The Apple and the Arrow (1952) takes place in 1291 A.D. high in the Swiss Alps, and is an interpretation of the William Tell legend. Walter and his family live among the towering peaks and make their living herding goats. But circumstances resulting from the Swiss revolution against their occupying Austrian overlords places Walter's father in a difficult predicament as he is ordered to aim and shoot the apple off his son's head with his great crossbow. This story has thrilled children challenging their sense of bravery, honor, and resolve for centuries, and the Buffs bring their narrative and illustrative skills to enliven the tale again.

Conrad Buff illustration Big Tree and Deer

Magic Maize (1954) tells the story of a Mayan Indian boy who comes upon a rare piece of jade while he is secretly planting "magic maize." The piece of jade leads to a series of adventures and in the end, even Fabian's father is convinced that the "old and the new" can live in peace.

Conrad and Mary Buff made their home in Eagle Rock, California. Their son, Conrad Buff III and their grandson, Conrad Buff IV were famous in their own right, both extending the family's artistic endeavors. Conrad Buff III was a noted Los Angeles architect, and among his many projects, he built a home for his parents in Eagle Rock. Conrad Buff IV worked as a film editor, winning an Oscar for his work on Titanic in 1998.
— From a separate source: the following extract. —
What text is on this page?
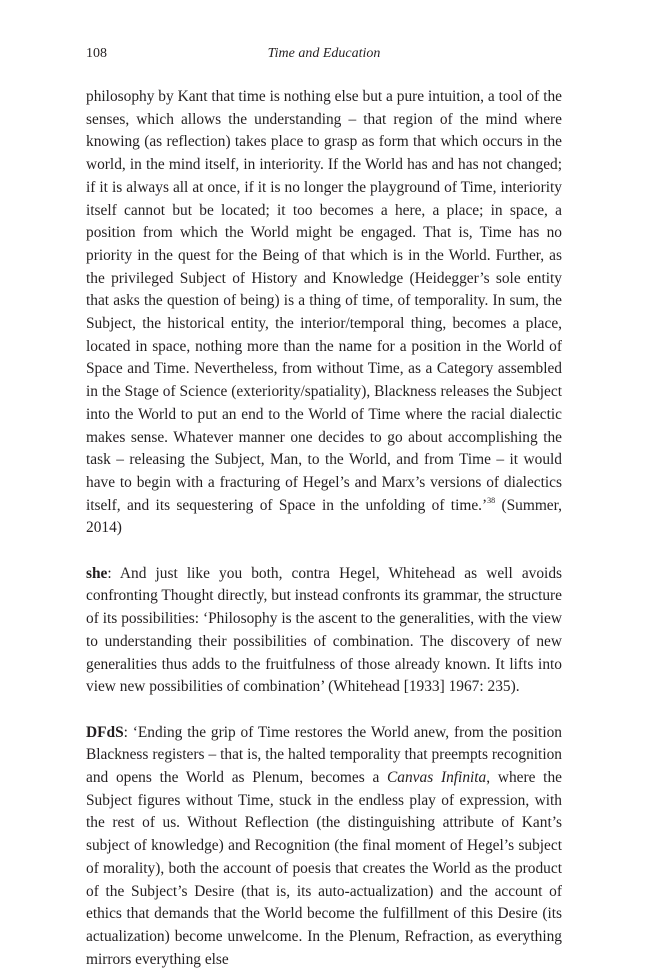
108	Time and Education

philosophy by Kant that time is nothing else but a pure intuition, a tool of the senses, which allows the understanding – that region of the mind where knowing (as reflection) takes place to grasp as form that which occurs in the world, in the mind itself, in interiority. If the World has and has not changed; if it is always all at once, if it is no longer the playground of Time, interiority itself cannot but be located; it too becomes a here, a place; in space, a position from which the World might be engaged. That is, Time has no priority in the quest for the Being of that which is in the World. Further, as the privileged Subject of History and Knowledge (Heidegger’s sole entity that asks the question of being) is a thing of time, of temporality. In sum, the Subject, the historical entity, the interior/temporal thing, becomes a place, located in space, nothing more than the name for a position in the World of Space and Time. Nevertheless, from without Time, as a Category assembled in the Stage of Science (exteriority/spatiality), Blackness releases the Subject into the World to put an end to the World of Time where the racial dialectic makes sense. Whatever manner one decides to go about accomplishing the task – releasing the Subject, Man, to the World, and from Time – it would have to begin with a fracturing of Hegel’s and Marx’s versions of dialectics itself, and its sequestering of Space in the unfolding of time.’$^{38}$ (Summer, 2014)

she: And just like you both, contra Hegel, Whitehead as well avoids confronting Thought directly, but instead confronts its grammar, the structure of its possibilities: ‘Philosophy is the ascent to the generalities, with the view to understanding their possibilities of combination. The discovery of new generalities thus adds to the fruitfulness of those already known. It lifts into view new possibilities of combination’ (Whitehead [1933] 1967: 235).

DFdS: ‘Ending the grip of Time restores the World anew, from the position Blackness registers – that is, the halted temporality that preempts recognition and opens the World as Plenum, becomes a Canvas Infinita, where the Subject figures without Time, stuck in the endless play of expression, with the rest of us. Without Reflection (the distinguishing attribute of Kant’s subject of knowledge) and Recognition (the final moment of Hegel’s subject of morality), both the account of poesis that creates the World as the product of the Subject’s Desire (that is, its auto-actualization) and the account of ethics that demands that the World become the fulfillment of this Desire (its actualization) become unwelcome. In the Plenum, Refraction, as everything mirrors everything else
Mary and Conrad Buff The Apple and the Arrow Mary and Conrad Buff Magic Maize

Conrad and Mary Buff enjoyed many friends from the artistic community in Los Angeles. During a 2005 visit to Bodega Bay Heritage Gallery, Libby Meador, widow of Disney artist Joshua Meador, had high praise for both Conrad and Mary Buff for their warm welcoming when the Meadors arrived in Los Angeles in 1936 and for their long friendship.